L'échec des pourparlers de paix sur le Yémen à Genève traduit le profond degré de méfiance entre les belligérants et fait craindre une nouvelle escalade militaire, estiment des analystes.
Samedi, des consultations très attendues sous l'égide de l'ONU --les premières depuis plus de deux ans-- ont échoué avant même d'avoir commencé : après avoir posé des conditions à leur présence, les rebelles Houthis n'ont finalement pas fait le déplacement.
Les pourparlers autour de ce conflit à l'origine de «la pire crise humanitaire» au monde selon les Nations unies devaient initialement s'ouvrir jeudi.
Quelques heures après l'annonce de cet échec cuisant par le médiateur onusien Martin Griffiths, le chef des rebelles Abdel Malek al-Houthi a appelé ses partisans à la «résistance face à l'agression» du gouvernement yéménite soutenu par une coalition militaire sous commandement saoudien.
Sommant les Yéménites d'«aller aujourd'hui sur tous les fronts», M. Houthi leur a demandé de renforcer «la défense, la sécurité» et de «recruter (...) des volontaires sur le terrain», selon un discours retransmis samedi soir par la chaîne de télévision rebelle Al-Massirah.
Les Houthis, qui contrôlent de vastes régions de l'ouest et du nord dont la capitale Sanaa, sont soutenus par l'Iran.
Le processus de paix que M. Griffiths cherchait à relancer depuis des mois a été sérieusement compromis et les armes pourraient prendre le relais, estime Aleksandar Mitreski, chercheur sur le conflit yéménite à l'Université de Sydney.
«Comme il n'y a pas de processus de paix à respecter, les belligérants n'auront pas de contraintes (...) sur le terrain», prévient-il.
L'échec des pourparlers risque aussi de «renforcer la conviction de la coalition que seules des pertes sur le terrain pousseront les Houthis au compromis», souligne Graham Griffith, analyste pour le cabinet de conseil Control Risks, basé aux Emirats arabes unis.
«Déséquilibre des forces»
Si elles avaient eu lieu, les discussions de Genève auraient été les premières entre le gouvernement yéménite et les Houthis depuis celles qui avaient duré plusieurs mois au Koweït en 2016.
Celles-ci avaient buté sur le retrait des rebelles de villes clés, comme Sanaa, et le partage du pouvoir.

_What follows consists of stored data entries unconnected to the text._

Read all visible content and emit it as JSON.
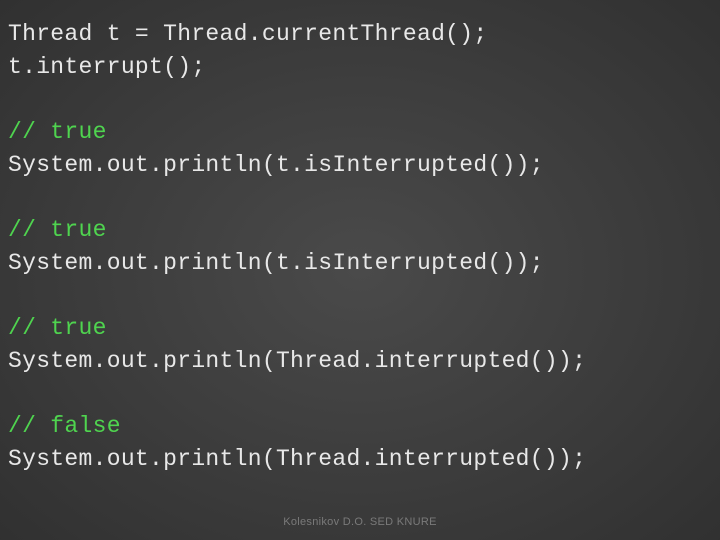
{
  "lines": [
    {
      "text": "Thread t = Thread.currentThread();",
      "type": "code"
    },
    {
      "text": "t.interrupt();",
      "type": "code"
    },
    {
      "text": "",
      "type": "blank"
    },
    {
      "text": "// true",
      "type": "comment"
    },
    {
      "text": "System.out.println(t.isInterrupted());",
      "type": "code"
    },
    {
      "text": "",
      "type": "blank"
    },
    {
      "text": "// true",
      "type": "comment"
    },
    {
      "text": "System.out.println(t.isInterrupted());",
      "type": "code"
    },
    {
      "text": "",
      "type": "blank"
    },
    {
      "text": "// true",
      "type": "comment"
    },
    {
      "text": "System.out.println(Thread.interrupted());",
      "type": "code"
    },
    {
      "text": "",
      "type": "blank"
    },
    {
      "text": "// false",
      "type": "comment"
    },
    {
      "text": "System.out.println(Thread.interrupted());",
      "type": "code"
    }
  ],
  "footer": "Kolesnikov D.O. SED KNURE"
}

La délégation des Houthis avait ensuite été bloquée trois mois à Oman en raison du blocus aérien imposé par Ryad au Yémen. Ce précédent a suscité les craintes des rebelles ces derniers jours.
Jeudi, les Houthis avaient exigé leur transport dans un avion omanais, le transfèrement de blessés vers Mascate et la garantie de pouvoir rentrer à Sanaa.
«Le manque de confiance» et «le déséquilibre des forces sur le terrain» mettent à mal toute tentative de règlement politique, estime M. Mitreski.
Signe du fossé séparant le gouvernement et les rebelles, aucun face-à-face n'était de toute manière prévu à Genève.
Troisième envoyé spécial de l'ONU sur le Yémen depuis le début du conflit en 2014, Martin Griffiths s'est montré extrêmement prudent pour la suite.
«Il est trop tôt pour dire quand se tiendront les prochaines consultations», a-t-il déclaré, alors que la délégation gouvernementale lui reprochait de ne pas avoir fait suffisamment «pression» sur les Houthis.
Pour M. Mitreski, «l'ONU n'a malheureusement pas la capacité d'être le médiateur» dans ce conflit qui a fait quelque 10.000 morts, en majorité des civils.
Moins sombre, l'analyste Graham Griffith considère qu'«il reste une petite chance que l'émissaire de l'ONU puisse sauver quelque chose».
«Les opérations militaires seront probablement freinées par le fait que la conduite de la coalition sera sous une surveillance accrue» au niveau international, explique-t-il.
Hodeida en ligne de mire
«La seule préoccupation de la coalition menée par l'Arabie saoudite reste de gérer la réaction de la communauté internationale», renchérit M. Mitreski, alors que l'ONU a alerté sur le sort de huit millions de civils menacés par la famine.
Vendredi, alors que l'absence des Houthis laissait présager l'issue infructueuse des négociations, des affrontements ont éclaté près de la ville portuaire de Hodeida (ouest).
Tenue par les rebelles depuis octobre 2014, Hodeida est hautement stratégique, son port servant de point de transit de 70% des importations au Yémen.
Selon plusieurs sources militaires, la coalition sous commandement saoudien a progressé d'environ 16 kilomètres le long de la route côtière du district d'Al-Douraïhimi, au sud de la ville.
«Les deux prochains mois seront peut-être cruciaux concernant la lutte pour le contrôle de Hodeida. L'opération militaire (...) pourrait se poursuivre», dit M. Mitreski.